Like Guez, Weisbein does not hide the fact that he is using AI tools to help plan dates. It backfired, though, when one woman told him, “I hate AI agents”. In a way, asking OpenClaw where to go for happy hour in Fort Lauderdale is not that different from Googling the coolest neighborhood bars. He says he would draw the line at using AI to mediate his actual conversations with women.
“I have seen people create bots and ways to swipe using OpenClaw, and I wouldn’t do that. They say it’s a numbers game, but if that’s what it takes… that seems like a pretty terrible way to do it,” he said. “I feel like you shouldn’t delegate your communication when you’re in a relationship with someone to AI.”
Breaking it off with a bot
People seem hesitant to let AI meddle once there is an actual connection. A tech worker named Cailey said that once she has decided to end a flirtation, she does not mind using Claude to break things off.
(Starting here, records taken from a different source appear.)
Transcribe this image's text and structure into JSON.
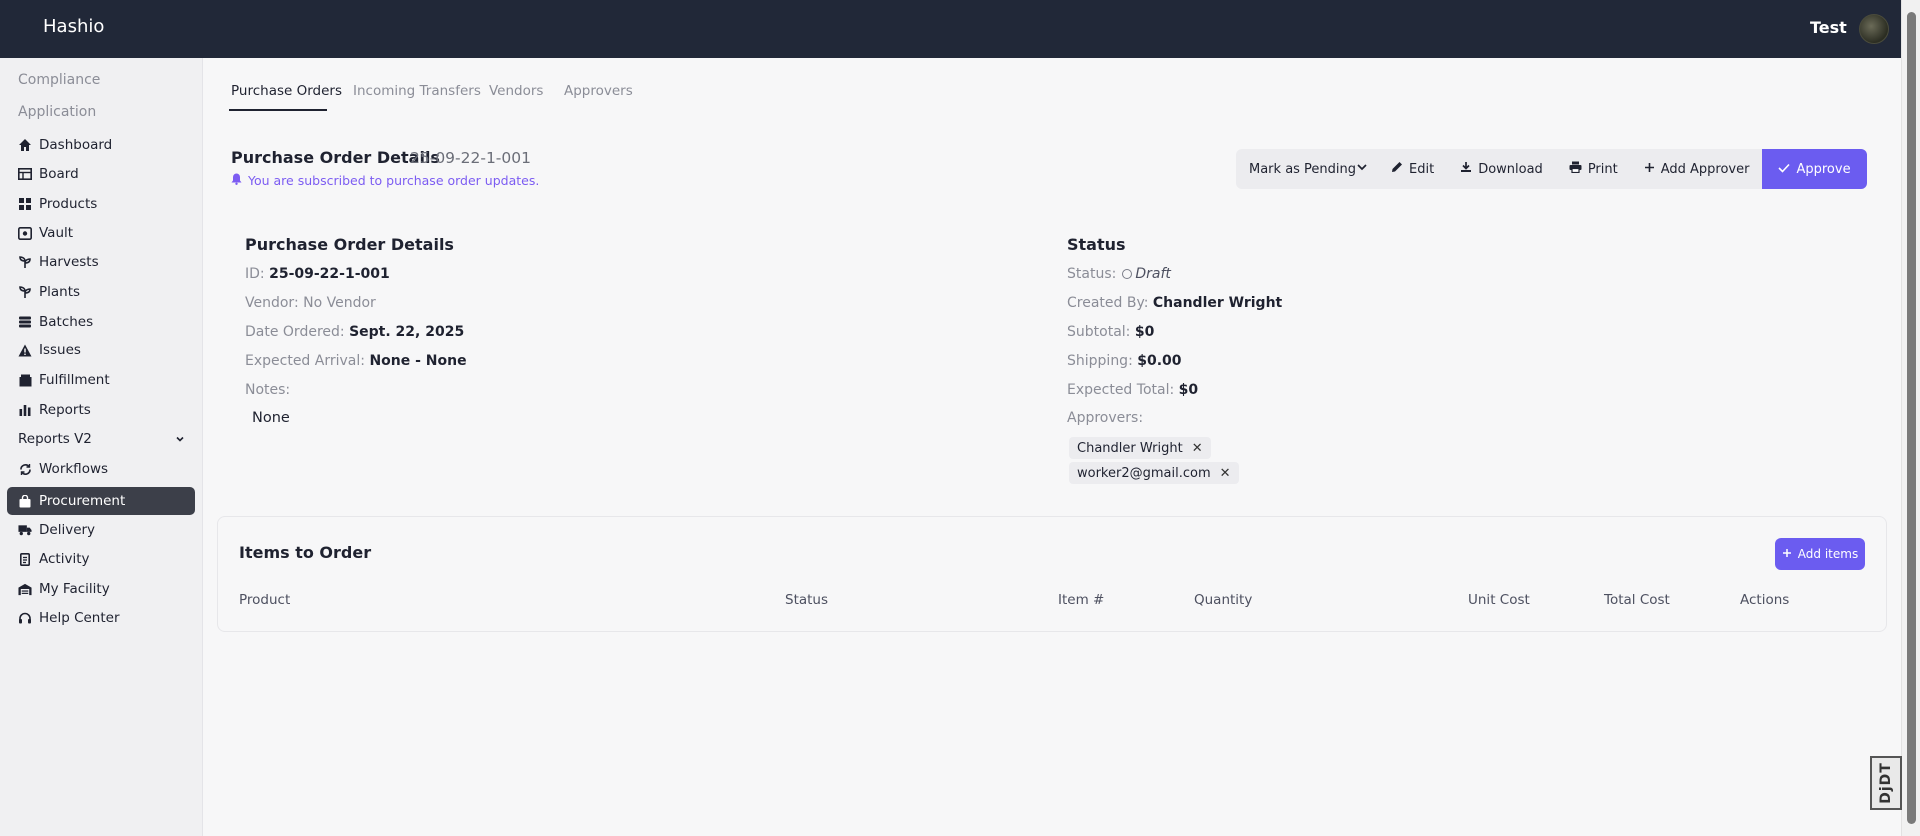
{
  "app": {
    "brand": "Hashio",
    "user_name": "Test"
  },
  "sidebar": {
    "sections": [
      "Compliance",
      "Application"
    ],
    "items": [
      {
        "label": "Dashboard",
        "icon": "home-icon"
      },
      {
        "label": "Board",
        "icon": "board-icon"
      },
      {
        "label": "Products",
        "icon": "products-icon"
      },
      {
        "label": "Vault",
        "icon": "vault-icon"
      },
      {
        "label": "Harvests",
        "icon": "harvest-icon"
      },
      {
        "label": "Plants",
        "icon": "plant-icon"
      },
      {
        "label": "Batches",
        "icon": "batches-icon"
      },
      {
        "label": "Issues",
        "icon": "warning-icon"
      },
      {
        "label": "Fulfillment",
        "icon": "box-icon"
      },
      {
        "label": "Reports",
        "icon": "bar-chart-icon"
      },
      {
        "label": "Reports V2",
        "icon": "chevron-down-icon"
      },
      {
        "label": "Workflows",
        "icon": "workflow-icon"
      },
      {
        "label": "Procurement",
        "icon": "bag-icon"
      },
      {
        "label": "Delivery",
        "icon": "truck-icon"
      },
      {
        "label": "Activity",
        "icon": "clipboard-icon"
      },
      {
        "label": "My Facility",
        "icon": "warehouse-icon"
      },
      {
        "label": "Help Center",
        "icon": "headset-icon"
      }
    ],
    "active": "Procurement"
  },
  "tabs": [
    "Purchase Orders",
    "Incoming Transfers",
    "Vendors",
    "Approvers"
  ],
  "header": {
    "title": "Purchase Order Details",
    "po_number": "25-09-22-1-001",
    "subscribe_note": "You are subscribed to purchase order updates."
  },
  "actions": {
    "status_select": "Mark as Pending",
    "edit": "Edit",
    "download": "Download",
    "print": "Print",
    "add_approver": "Add Approver",
    "approve": "Approve"
  },
  "details": {
    "heading": "Purchase Order Details",
    "id_label": "ID:",
    "id_value": "25-09-22-1-001",
    "vendor_label": "Vendor:",
    "vendor_value": "No Vendor",
    "date_label": "Date Ordered:",
    "date_value": "Sept. 22, 2025",
    "arrival_label": "Expected Arrival:",
    "arrival_value": "None - None",
    "notes_label": "Notes:",
    "notes_value": "None"
  },
  "status": {
    "heading": "Status",
    "status_label": "Status:",
    "status_value": "Draft",
    "created_label": "Created By:",
    "created_value": "Chandler Wright",
    "subtotal_label": "Subtotal:",
    "subtotal_value": "$0",
    "shipping_label": "Shipping:",
    "shipping_value": "$0.00",
    "total_label": "Expected Total:",
    "total_value": "$0",
    "approvers_label": "Approvers:",
    "approvers": [
      "Chandler Wright",
      "worker2@gmail.com"
    ]
  },
  "items": {
    "title": "Items to Order",
    "add_label": "Add items",
    "columns": [
      "Product",
      "Status",
      "Item #",
      "Quantity",
      "Unit Cost",
      "Total Cost",
      "Actions"
    ]
  },
  "badge": "DjDT",
  "colors": {
    "topbar": "#212838",
    "accent": "#6b5cf0",
    "active_nav": "#3c3f49"
  }
}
“I started using Claude and created an automation that crafts ‘I no longer wish to see you’ messages based on a few key terms I would enter about the date. It’d then automatically send them for me at random times so that I wouldn’t feel the anxiety of when to send,” she told TechCrunch. “It worked really well, until I mentioned it to someone I was on a date with, who I then had to send an automated message to, and he asked if he was talking to Claude or Cailey.”
What is worse: getting ghosted, or getting broken up with by an AI?
Security risks and privacy
OpenClaw rocked the tech world with its potential when it went viral this spring, but security advocates have continuously warned users about the dangers of giving an AI assistant unilateral control over all of your accounts.
For Lazer Cohen, the co-founder of the security-focused OpenClaw alternative NanoClaw, there are steep privacy implications of outsourcing personal relationships to AI. His company advertises date planning as a potential use case on X.
“Whenever you’re giving an agent access to personal information and accounts, you need human-in-the-loop approval,” Cohen told TechCrunch. “We’ve all heard the stories of OpenClaw creating dating profiles for people without their knowledge or consent, or OpenClaw dating coaches spilling to other groups that they’re being used as a dating coach too.”
NanoClaw has found its way into Cohen’s love life, though he uses it in a way that is a bit more wholesome than mass-producing reels that ask heartbroken soccer fans to slide into his DMs.
“My wife and I personally use our NanoClaw assistant, Rosie, to manage the schedules of our five children,” he said. “But ‘claws’ are widely used to help couples get the to child-rearing phase.”